Nonostante le venature scarne siano preponderanti (prendendo in prestito, in maniera certamente più ovattata, alcune peculiarità del progetto parallelo “Nevica Noise”), il linguaggio non volta le spalle agli esordi e al percorso di scrittura italiano meno scontato. “Gli avanzi”, forse il brano più diretto de “I diari”, è la summa perfetta di quest’intento autoriale: lento come un valzer dreampop, strizza l’occhio al più nostalgico Battiato dipingendo i ricordi (veri, finti… che importa?) per mezzo del recital-cantando fino a quando l’elettronica non si palesa danzereccia. Molte le collaborazioni che, seguendo scrupolosamente le linee autobiografiche dell’album, riprendono vecchie e nuove amicizie più che “happening” di convenienza. Bruno Dorella (Bachi da pietra, Ronin, adesso impegnato nella promozione di “Abisso”, prova magistrale degli OvO) firma batteria e percussioni de “L’amputazione”, canzone dalla deliziosa matrice pop abortita appena dai suoni acidi caratteristici, oltre che delle più cadenzate “Salmo 11” e “La tossicità della felicità.” Giuseppe Lo Bue (Caron Dimonio) presta la sua chitarra agli episodi, a mio parere, più intensi dell’album (“Promiscuità”, “Borderline”, l’acclamata “Incolume”) mentre Umberto Palazzo (storico leader dei Santo Niente), Francesco Cellini (primo violoncellista degli Afterhours) e Lorenzo Montanà (l’altra metà della Disco Dada) intervengono con estremo rispetto all’opera di Lo Presti senza mai invadere o demolire i propositi di questo album ambizioso.

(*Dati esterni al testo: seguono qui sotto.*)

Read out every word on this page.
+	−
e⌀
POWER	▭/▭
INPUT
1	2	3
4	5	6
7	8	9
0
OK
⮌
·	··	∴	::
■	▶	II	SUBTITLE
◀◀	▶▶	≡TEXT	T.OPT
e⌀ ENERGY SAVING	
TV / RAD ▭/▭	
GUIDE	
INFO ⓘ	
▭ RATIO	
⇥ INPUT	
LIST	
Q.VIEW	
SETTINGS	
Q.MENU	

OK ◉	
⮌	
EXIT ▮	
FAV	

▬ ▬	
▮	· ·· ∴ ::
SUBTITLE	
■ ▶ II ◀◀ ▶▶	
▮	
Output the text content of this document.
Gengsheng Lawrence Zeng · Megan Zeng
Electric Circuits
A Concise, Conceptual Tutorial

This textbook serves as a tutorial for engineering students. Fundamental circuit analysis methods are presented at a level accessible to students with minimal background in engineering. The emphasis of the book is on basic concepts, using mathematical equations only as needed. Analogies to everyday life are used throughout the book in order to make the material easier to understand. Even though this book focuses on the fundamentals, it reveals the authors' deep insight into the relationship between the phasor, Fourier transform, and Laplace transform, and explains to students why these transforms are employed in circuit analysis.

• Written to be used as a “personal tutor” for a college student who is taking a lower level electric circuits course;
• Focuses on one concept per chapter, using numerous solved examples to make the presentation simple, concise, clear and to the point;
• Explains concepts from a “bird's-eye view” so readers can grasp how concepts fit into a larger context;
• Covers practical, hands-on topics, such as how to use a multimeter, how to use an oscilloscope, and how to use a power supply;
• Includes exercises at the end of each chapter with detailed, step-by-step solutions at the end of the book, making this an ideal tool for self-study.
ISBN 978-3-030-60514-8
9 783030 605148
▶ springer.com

Ambizioso suo malgrado, in ogni caso, perché la disperazione, lo strazio di “Samuel Geremia Hoogan”, sono esplicitati a tal punto da annegare e far annegare nella consapevolezza. La consapevolezza adulta, matura, screziata di imperfezioni tipica del disilluso uomo moderno. Un percorso tortuoso in cui si apre petto e cuore al pubblico, dinanzi al quale Gianluca Lo Presti sembra denudarsi ed esporre tutte le infezioni del suo animo, con un’autenticità così genuina che non può risultare invisa. “Ci vuole coraggio per poter fallire” canta ne “La vita che passa” e non si fatica a capire perché si sia scelto di donare al disco la connotazione di “diario”. “La vita che passa non si fa aspettare/Va mangiata calda senza troppe paure/Correre il rischio anche di vomitare/Ma liberati dal male che ti fai.” Un’espiazione, forse, ma non una mera giustificazione del proprio essere umani e, di certo, non un piangersi addosso.
Tra chitarre e synth che viaggiano su binari altamente complementari, il viaggio di “Samuel Geremia Hoogan” prosegue elevando il proprio alter ego/cretore verso la consacrazione definitiva della propria carriera artistica. Sulla qualità dei suoni non si nutrivano dubbi, sulla competenza del mixaggio non si discuteva a priori: la vera sorpresa è arrivata con la composizione, finalmente “diversa” ed inquietante senza remore (“Narici”). Se dovessi delineare un genere di riferimento per questo lavoro non ci riuscirei, se dovessi elencare le contaminazioni la mia lista sarebbe infinita.
“Nevica su Quattropuntozero”, di questo, sarà contento.
Da qualche altra parte “Samuel Geremia Hoogan” può finalmente ridere soddisfatto.